We shall imagine either a particle sliding down the inside of a smooth cycloidal bowl, or a bead sliding down a smooth cycloidal wire, Figure XIX.6. We shall work in intrinsic coordinates to obtain the tangential and normal Equations of motion. These Equations are, respectively:

$\ddot{s} = -g \sin \psi \label{19.5.1}\tag{19.5.1}$

and

$\dfrac{mv^2}{ \rho} = R - mg \cos \psi. \label{19.5.2}\tag{19.5.2}$

Here R is the normal (and only) reaction of the bowl or wire on the particle and $$\rho$$ is the radius of curvature. The radius of curvature is $$ds/d \psi$$ , which, from Equation 19.3.1, (or Equations 19.4.3 and 19.4.5) is

$\rho = 4 a \cos \psi \label{19.5.3}\tag{19.5.3}$

From Equations 19.3.1 and $$\ref{19.5.1}$$ we see that the tangential Equation of motion can be written, without approximation:

$\ddot{s} = -\dfrac{g}{4a}s. \label{19.5.4}\tag{19.5.4}$

This is simple harmonic motion of period $$4 \pi \sqrt{a/g}$$, independent of the amplitude of the motion. This is the isochronous property of the cycloid.
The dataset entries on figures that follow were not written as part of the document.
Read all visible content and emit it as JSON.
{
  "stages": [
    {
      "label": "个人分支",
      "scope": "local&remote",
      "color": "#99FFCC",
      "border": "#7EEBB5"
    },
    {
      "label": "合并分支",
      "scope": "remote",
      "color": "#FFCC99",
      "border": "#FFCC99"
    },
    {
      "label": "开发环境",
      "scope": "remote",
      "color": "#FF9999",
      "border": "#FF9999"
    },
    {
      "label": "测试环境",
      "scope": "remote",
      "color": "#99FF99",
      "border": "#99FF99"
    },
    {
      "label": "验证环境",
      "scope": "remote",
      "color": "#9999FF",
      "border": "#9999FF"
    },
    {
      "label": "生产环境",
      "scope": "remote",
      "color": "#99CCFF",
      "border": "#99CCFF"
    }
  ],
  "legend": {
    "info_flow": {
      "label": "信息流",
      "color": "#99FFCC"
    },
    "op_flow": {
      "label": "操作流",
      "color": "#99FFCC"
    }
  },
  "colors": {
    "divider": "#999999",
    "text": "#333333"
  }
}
Likewise, if the particle is released from rest, it will reach the bottom of the cycloid in a time $$\pi \sqrt{a/g}$$ whatever the starting position.
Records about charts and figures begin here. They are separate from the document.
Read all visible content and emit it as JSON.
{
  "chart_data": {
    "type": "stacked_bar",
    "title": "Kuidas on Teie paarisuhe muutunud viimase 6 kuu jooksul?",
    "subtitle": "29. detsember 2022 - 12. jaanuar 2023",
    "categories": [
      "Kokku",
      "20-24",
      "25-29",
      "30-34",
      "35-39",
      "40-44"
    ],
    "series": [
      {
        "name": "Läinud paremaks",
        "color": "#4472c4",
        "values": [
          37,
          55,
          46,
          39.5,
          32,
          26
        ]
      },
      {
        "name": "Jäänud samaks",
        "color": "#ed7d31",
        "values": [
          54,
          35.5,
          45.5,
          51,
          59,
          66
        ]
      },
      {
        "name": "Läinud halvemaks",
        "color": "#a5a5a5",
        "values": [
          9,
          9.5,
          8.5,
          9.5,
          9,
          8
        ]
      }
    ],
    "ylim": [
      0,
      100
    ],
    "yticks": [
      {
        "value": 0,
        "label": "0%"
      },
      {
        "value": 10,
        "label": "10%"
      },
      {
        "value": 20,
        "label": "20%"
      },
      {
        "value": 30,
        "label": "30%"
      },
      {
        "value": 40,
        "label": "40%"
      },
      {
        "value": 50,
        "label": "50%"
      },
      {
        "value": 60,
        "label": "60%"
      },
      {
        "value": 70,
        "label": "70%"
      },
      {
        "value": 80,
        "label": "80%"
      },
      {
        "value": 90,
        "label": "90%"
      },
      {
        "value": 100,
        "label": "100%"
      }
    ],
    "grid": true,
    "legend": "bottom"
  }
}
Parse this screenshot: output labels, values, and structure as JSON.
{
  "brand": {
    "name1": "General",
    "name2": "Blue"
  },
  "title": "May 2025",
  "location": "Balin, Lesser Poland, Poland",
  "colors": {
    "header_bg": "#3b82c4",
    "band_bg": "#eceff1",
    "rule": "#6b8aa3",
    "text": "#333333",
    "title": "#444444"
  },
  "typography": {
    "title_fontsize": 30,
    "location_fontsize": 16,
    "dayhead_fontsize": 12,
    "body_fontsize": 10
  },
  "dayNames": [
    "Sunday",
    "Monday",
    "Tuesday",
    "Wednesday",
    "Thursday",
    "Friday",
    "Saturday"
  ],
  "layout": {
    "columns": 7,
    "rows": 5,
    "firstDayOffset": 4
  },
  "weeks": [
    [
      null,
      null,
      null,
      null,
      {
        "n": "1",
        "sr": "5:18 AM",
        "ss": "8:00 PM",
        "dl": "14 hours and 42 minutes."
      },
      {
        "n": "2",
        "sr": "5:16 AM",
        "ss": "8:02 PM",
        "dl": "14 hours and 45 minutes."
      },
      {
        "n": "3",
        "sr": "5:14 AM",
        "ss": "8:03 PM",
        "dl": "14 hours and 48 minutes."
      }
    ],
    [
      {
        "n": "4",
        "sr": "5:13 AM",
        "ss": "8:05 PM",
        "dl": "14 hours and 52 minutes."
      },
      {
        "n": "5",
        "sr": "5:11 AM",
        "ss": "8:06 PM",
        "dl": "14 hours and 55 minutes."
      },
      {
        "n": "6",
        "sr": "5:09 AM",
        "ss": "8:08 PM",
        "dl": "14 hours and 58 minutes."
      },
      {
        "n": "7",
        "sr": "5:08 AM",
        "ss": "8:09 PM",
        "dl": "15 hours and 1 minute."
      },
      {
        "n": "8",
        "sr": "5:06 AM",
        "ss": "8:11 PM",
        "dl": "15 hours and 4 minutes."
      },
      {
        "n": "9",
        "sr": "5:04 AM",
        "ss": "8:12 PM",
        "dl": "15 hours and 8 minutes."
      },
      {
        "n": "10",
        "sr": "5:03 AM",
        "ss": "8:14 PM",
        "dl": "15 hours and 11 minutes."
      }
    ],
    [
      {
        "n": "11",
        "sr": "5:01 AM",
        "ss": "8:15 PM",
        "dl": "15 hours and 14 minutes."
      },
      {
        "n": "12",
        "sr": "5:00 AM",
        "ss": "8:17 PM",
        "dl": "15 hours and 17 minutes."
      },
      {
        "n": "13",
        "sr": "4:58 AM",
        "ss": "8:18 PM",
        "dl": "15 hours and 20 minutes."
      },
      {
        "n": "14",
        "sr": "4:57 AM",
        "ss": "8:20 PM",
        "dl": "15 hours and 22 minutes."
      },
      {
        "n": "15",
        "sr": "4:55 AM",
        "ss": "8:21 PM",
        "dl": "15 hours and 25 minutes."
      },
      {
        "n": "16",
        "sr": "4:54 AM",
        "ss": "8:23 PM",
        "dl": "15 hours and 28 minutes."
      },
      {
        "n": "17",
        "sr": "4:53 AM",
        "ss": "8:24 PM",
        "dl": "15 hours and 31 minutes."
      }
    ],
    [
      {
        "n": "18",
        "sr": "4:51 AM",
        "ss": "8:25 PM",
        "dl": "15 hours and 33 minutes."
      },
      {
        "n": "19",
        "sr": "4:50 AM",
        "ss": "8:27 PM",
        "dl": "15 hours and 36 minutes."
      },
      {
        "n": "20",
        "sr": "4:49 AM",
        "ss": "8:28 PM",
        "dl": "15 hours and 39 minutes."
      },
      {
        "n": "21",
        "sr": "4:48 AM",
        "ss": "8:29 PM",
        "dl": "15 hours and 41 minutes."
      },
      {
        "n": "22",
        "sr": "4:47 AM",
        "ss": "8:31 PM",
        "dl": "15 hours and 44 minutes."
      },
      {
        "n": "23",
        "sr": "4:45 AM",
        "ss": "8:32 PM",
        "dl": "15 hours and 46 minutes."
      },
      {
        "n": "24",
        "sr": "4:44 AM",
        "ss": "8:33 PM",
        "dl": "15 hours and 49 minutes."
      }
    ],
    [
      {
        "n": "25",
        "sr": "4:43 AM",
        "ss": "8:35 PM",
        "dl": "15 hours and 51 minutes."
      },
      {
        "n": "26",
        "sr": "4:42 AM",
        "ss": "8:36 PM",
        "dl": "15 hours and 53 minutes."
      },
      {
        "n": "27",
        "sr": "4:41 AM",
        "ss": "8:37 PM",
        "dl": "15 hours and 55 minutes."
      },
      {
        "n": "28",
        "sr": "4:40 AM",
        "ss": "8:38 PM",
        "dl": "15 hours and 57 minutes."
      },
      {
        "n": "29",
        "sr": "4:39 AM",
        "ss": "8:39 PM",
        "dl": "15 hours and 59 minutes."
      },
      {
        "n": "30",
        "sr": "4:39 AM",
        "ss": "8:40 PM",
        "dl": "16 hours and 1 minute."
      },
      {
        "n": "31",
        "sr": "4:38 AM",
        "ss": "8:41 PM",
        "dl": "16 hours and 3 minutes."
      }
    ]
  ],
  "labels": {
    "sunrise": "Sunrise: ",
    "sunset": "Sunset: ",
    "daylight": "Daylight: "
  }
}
Let us see if we can find the value of R where the generating angle is $$\psi$$. Let us suppose that the particle is released from rest at a height $$y_0$$ above the $$x$$-axis (generating angle = $$\psi_0$$ ); what is its speed $$v$$ when it has reached a height $$y$$ (generating angle $$\psi$$ )? Clearly this is given by

$\dfrac{1}{2} mv^2 = mg(y_0 - y), \label{19.5.5}\tag{19.5.5}$

and, following Equation 19.3.2, and recalling that $$\theta = \psi$$, this is

$v^2 = 2ga(cos2 \psi - cos2 \psi_0 ). \label{19.5.6}\tag{19.5.6}$

On substituting this and Equation $$\ref{19.5.3}$$ into Equation $$\ref{19.5.2}$$, we find for R:

$R = \frac{mg}{2 \cos \psi }(1+ 2 \cos 2 \psi - \cos 2 \psi_0) \label{19.5.7}\tag{19.5.7}$